‘You shoot me in a dream, you better wake up and apologize…’
There are great movies and there are influential movies. Occasionally a movie comes along that changes cinema forever. Not often, but sometimes there is a movie that does all of the above. Reservoir Dogs is one of those rare moments when everything comes together to produce a masterpiece.
The story behind the production of Reservoir Dogs is almost as compelling as the film itself. First time director Quentin Tarantino was working in a video store and had planned to film his heist script on a budget of $30,000. Through an unlikely series of coincidences, Harvey Keitel got his hands on the script and agreed to star and co-finance. The rest is history.
I love visuals and effects as much as the next man, (unless the next man is Michael Bay), but my real passion is for actors. Two films I have mentioned a lot in my writing are Zodiac and Glengarry Glen Ross. In terms of acting, I find those two movies to be almost peerless. One film that can consider itself to be of that high standard however, is Reservoir Dogs.

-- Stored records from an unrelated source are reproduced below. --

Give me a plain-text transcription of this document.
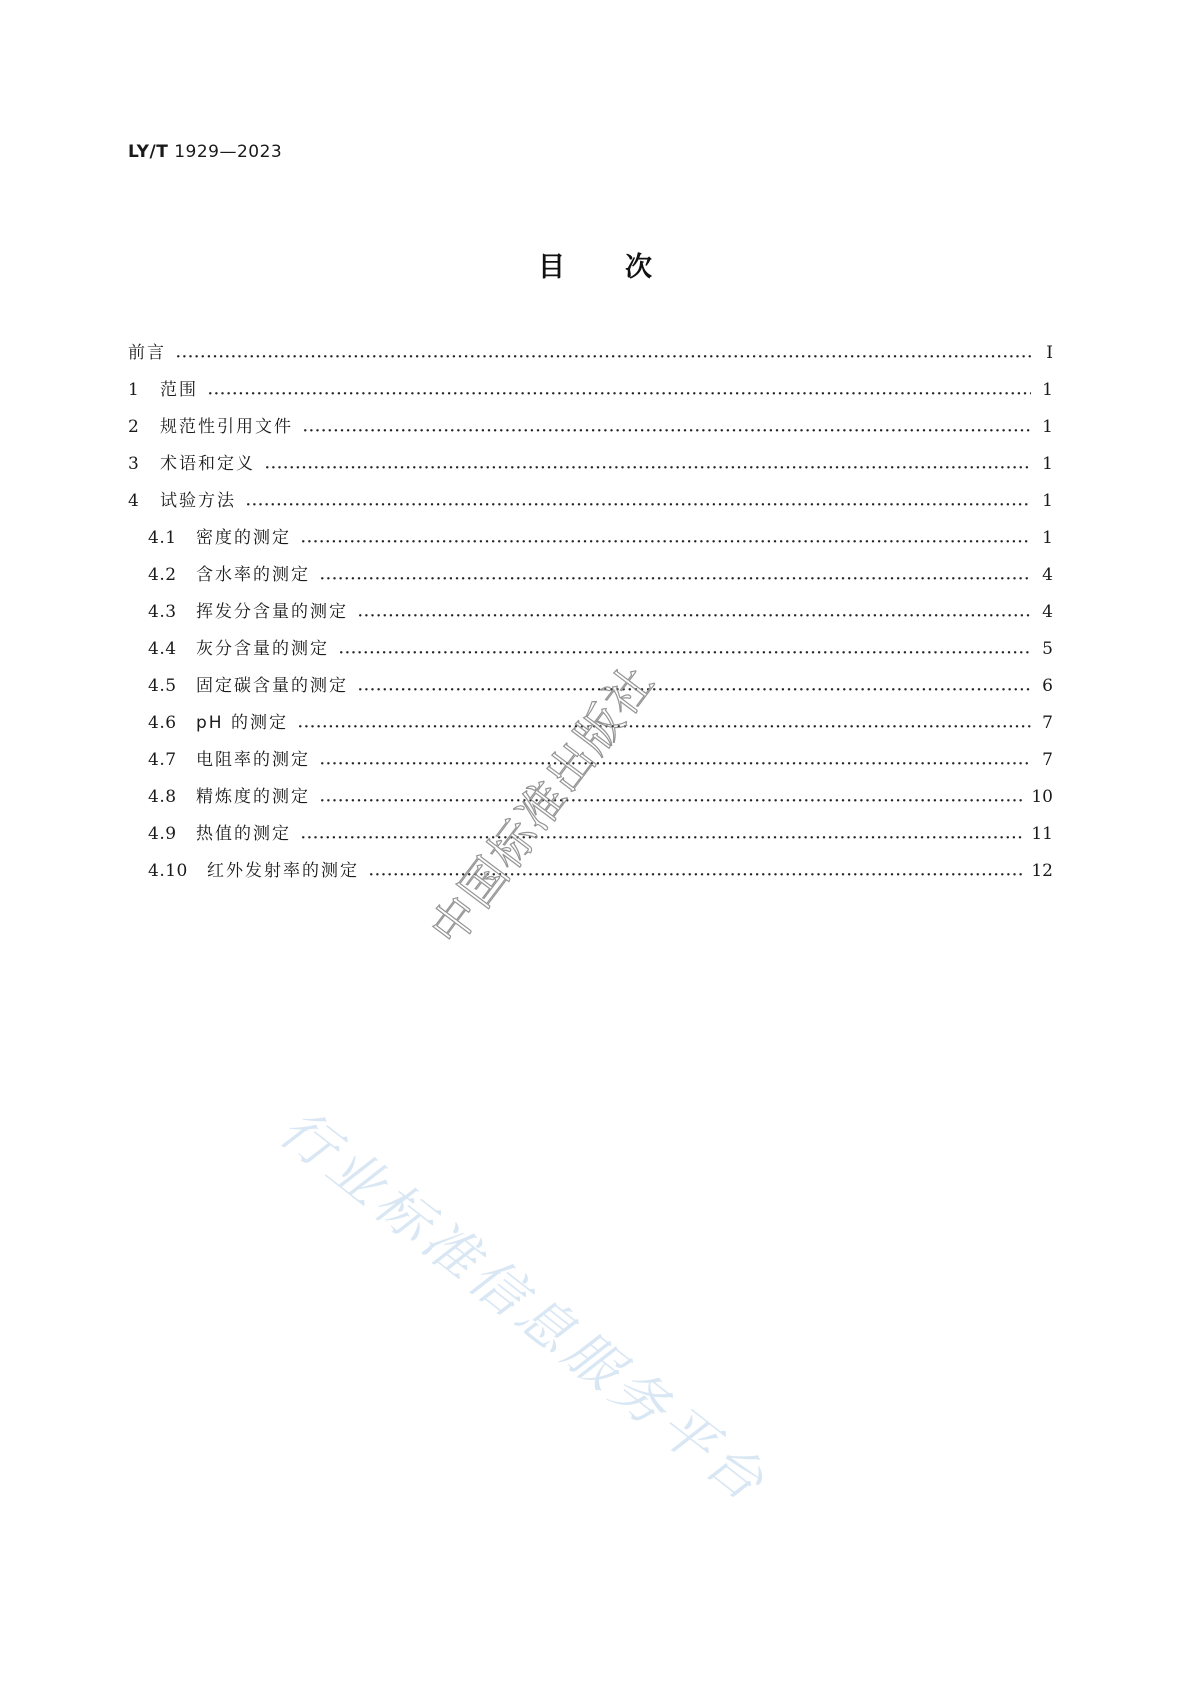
LY/T 1929—2023
目次
前言 ·····	Ⅰ
1	范围 ·····	1
2	规范性引用文件 ·····	1
3	术语和定义 ·····	1
4	试验方法 ·····	1
4.1	密度的测定 ·····	1
4.2	含水率的测定 ·····	4
4.3	挥发分含量的测定 ·····	4
4.4	灰分含量的测定 ·····	5
4.5	固定碳含量的测定 ·····	6
4.6	pH 的测定 ·····	7
4.7	电阻率的测定 ·····	7
4.8	精炼度的测定 ·····	10
4.9	热值的测定 ·····	11
4.10	红外发射率的测定 ·····	12
中国标准出版社
行业标准信息服务平台
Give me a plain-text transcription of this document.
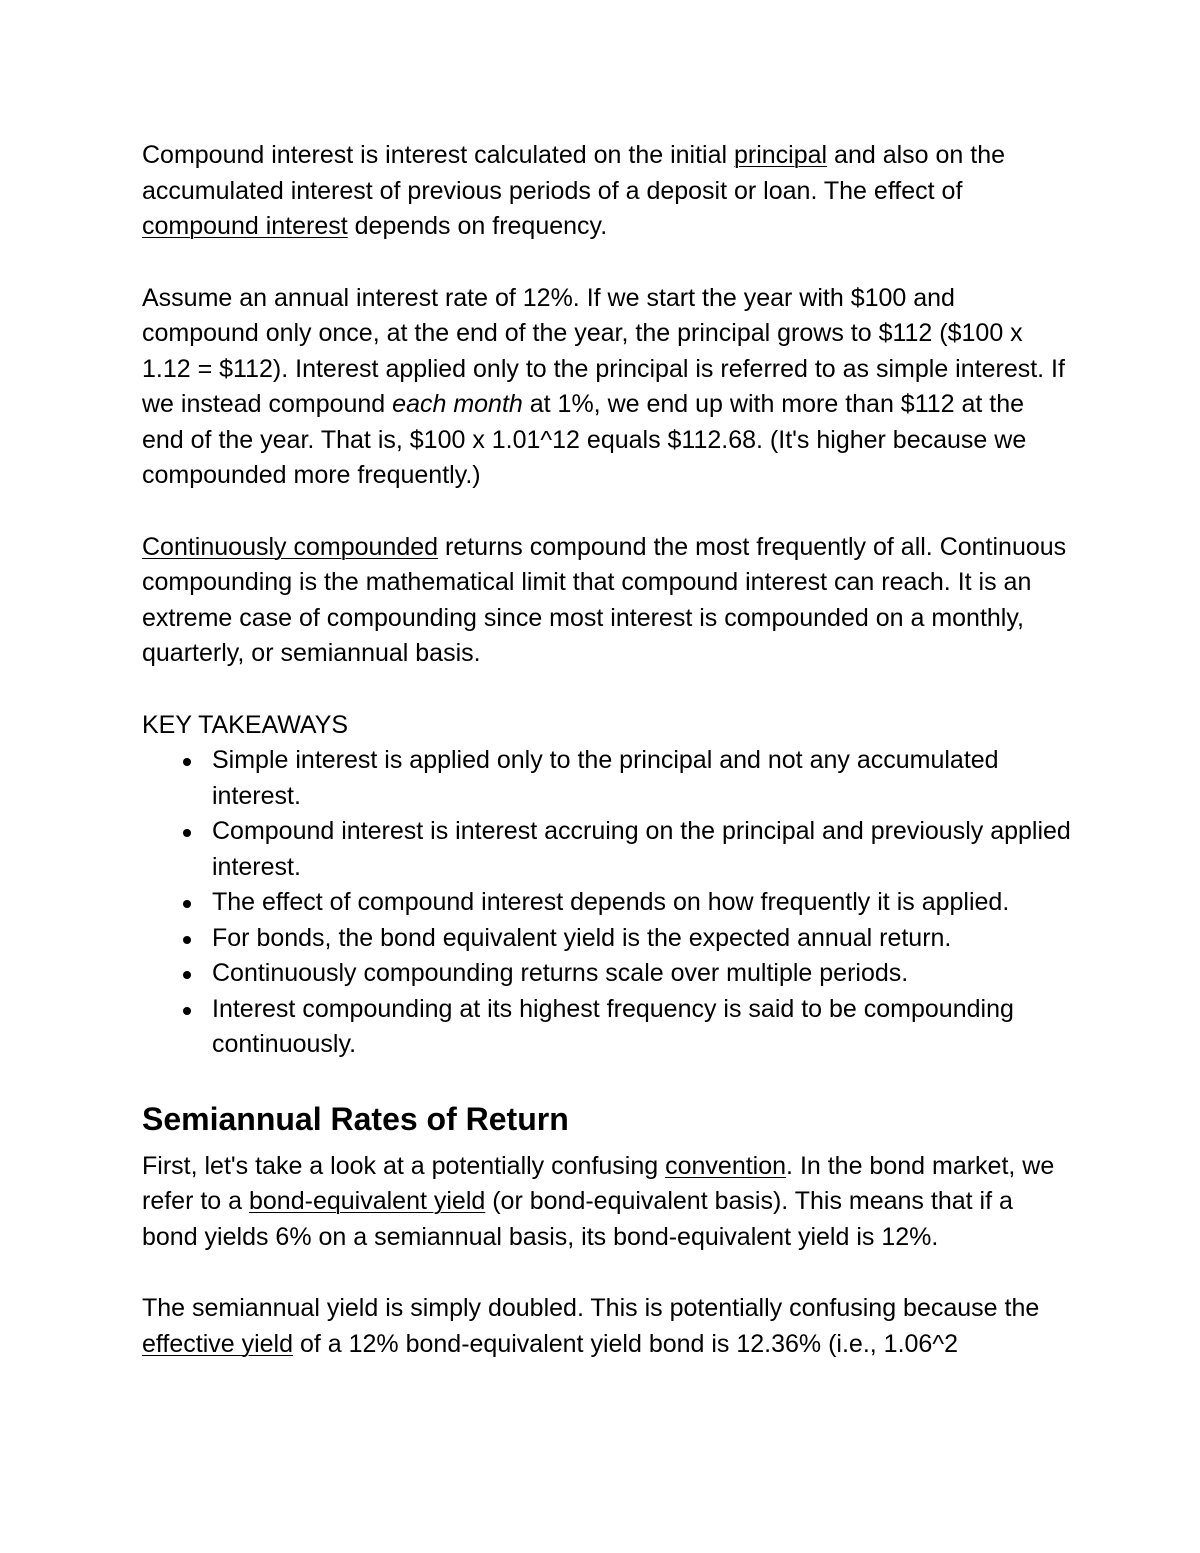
Compound interest is interest calculated on the initial principal and also on the accumulated interest of previous periods of a deposit or loan. The effect of compound interest depends on frequency.

Assume an annual interest rate of 12%. If we start the year with $100 and compound only once, at the end of the year, the principal grows to $112 ($100 x 1.12 = $112). Interest applied only to the principal is referred to as simple interest. If we instead compound each month at 1%, we end up with more than $112 at the end of the year. That is, $100 x 1.01^12 equals $112.68. (It's higher because we compounded more frequently.)

Continuously compounded returns compound the most frequently of all. Continuous compounding is the mathematical limit that compound interest can reach. It is an extreme case of compounding since most interest is compounded on a monthly, quarterly, or semiannual basis.

KEY TAKEAWAYS

Simple interest is applied only to the principal and not any accumulated interest.
Compound interest is interest accruing on the principal and previously applied interest.
The effect of compound interest depends on how frequently it is applied.
For bonds, the bond equivalent yield is the expected annual return.
Continuously compounding returns scale over multiple periods.
Interest compounding at its highest frequency is said to be compounding continuously.
Semiannual Rates of Return

First, let's take a look at a potentially confusing convention. In the bond market, we refer to a bond-equivalent yield (or bond-equivalent basis). This means that if a bond yields 6% on a semiannual basis, its bond-equivalent yield is 12%.

The semiannual yield is simply doubled. This is potentially confusing because the effective yield of a 12% bond-equivalent yield bond is 12.36% (i.e., 1.06^2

An eclectic group of criminals are recruited to steal a whole lot of diamonds. The heist goes badly wrong as we see the consequences played out, interwoven with a non linear account of how the heist was planned. The decision not to show the heist was initially budgetary but eventually, Tarantino came to realise the film would be much better without it.

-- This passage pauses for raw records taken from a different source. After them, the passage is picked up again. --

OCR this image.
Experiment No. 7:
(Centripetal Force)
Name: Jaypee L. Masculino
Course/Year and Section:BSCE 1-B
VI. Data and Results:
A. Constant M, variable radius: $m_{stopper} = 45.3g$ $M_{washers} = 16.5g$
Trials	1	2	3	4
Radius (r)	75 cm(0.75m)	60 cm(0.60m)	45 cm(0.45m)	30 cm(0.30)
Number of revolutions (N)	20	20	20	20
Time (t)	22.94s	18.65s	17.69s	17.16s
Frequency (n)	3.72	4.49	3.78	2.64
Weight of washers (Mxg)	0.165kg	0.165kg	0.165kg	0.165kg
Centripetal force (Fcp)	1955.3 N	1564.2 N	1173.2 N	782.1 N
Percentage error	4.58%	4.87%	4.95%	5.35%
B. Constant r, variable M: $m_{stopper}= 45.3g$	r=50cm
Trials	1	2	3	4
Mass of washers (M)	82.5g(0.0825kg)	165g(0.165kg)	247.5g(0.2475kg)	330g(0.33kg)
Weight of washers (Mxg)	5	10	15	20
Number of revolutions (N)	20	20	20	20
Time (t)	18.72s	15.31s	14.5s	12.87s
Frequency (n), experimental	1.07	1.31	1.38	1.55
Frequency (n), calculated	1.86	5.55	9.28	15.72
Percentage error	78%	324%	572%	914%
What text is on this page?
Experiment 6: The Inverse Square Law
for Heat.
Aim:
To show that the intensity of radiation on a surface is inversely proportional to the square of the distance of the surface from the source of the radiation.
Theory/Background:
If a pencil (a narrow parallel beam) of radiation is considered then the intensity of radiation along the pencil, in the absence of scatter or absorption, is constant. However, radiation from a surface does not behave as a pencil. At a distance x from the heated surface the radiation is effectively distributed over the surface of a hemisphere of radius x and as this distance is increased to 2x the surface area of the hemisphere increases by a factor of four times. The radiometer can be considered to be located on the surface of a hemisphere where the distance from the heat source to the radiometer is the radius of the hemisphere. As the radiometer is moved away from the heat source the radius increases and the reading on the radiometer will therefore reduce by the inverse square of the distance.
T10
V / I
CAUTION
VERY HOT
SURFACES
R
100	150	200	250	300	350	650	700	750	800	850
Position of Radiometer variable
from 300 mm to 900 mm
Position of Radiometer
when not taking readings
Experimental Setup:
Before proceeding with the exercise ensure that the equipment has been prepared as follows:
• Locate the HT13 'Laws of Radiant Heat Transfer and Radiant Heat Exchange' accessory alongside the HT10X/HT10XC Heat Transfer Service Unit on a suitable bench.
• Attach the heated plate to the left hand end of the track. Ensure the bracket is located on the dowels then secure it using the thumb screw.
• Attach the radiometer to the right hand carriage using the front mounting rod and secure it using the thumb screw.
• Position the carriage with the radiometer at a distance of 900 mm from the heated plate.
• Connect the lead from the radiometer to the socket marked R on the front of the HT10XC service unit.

The cast is simply wonderful. Harvey Keitel is by turns brutal and compassionate, Tim Roth is both vulnerable and cocky, Michael Madsen is eerily convincing in a career making performance as the psychotic Mr. Blonde and Lawrence Tierney is suitably imposing as the boss. It is Steve Buscemi though who really elevates Reservoir Dogs to the masterpiece that it has since become. Buscemi is a force of nature throughout, hilarious one minute, seething with anger the next. The New York actor has since become one of the best character actors of his generation but you could argue that he never really topped Mr. Pink.
Quentin Tarantino has become more and more off the rails as his career has gone on. A simple tale told in an exemplary way is not enough for him any more. That is a shame because Reservoir Dogs, his first picture, is probably his best.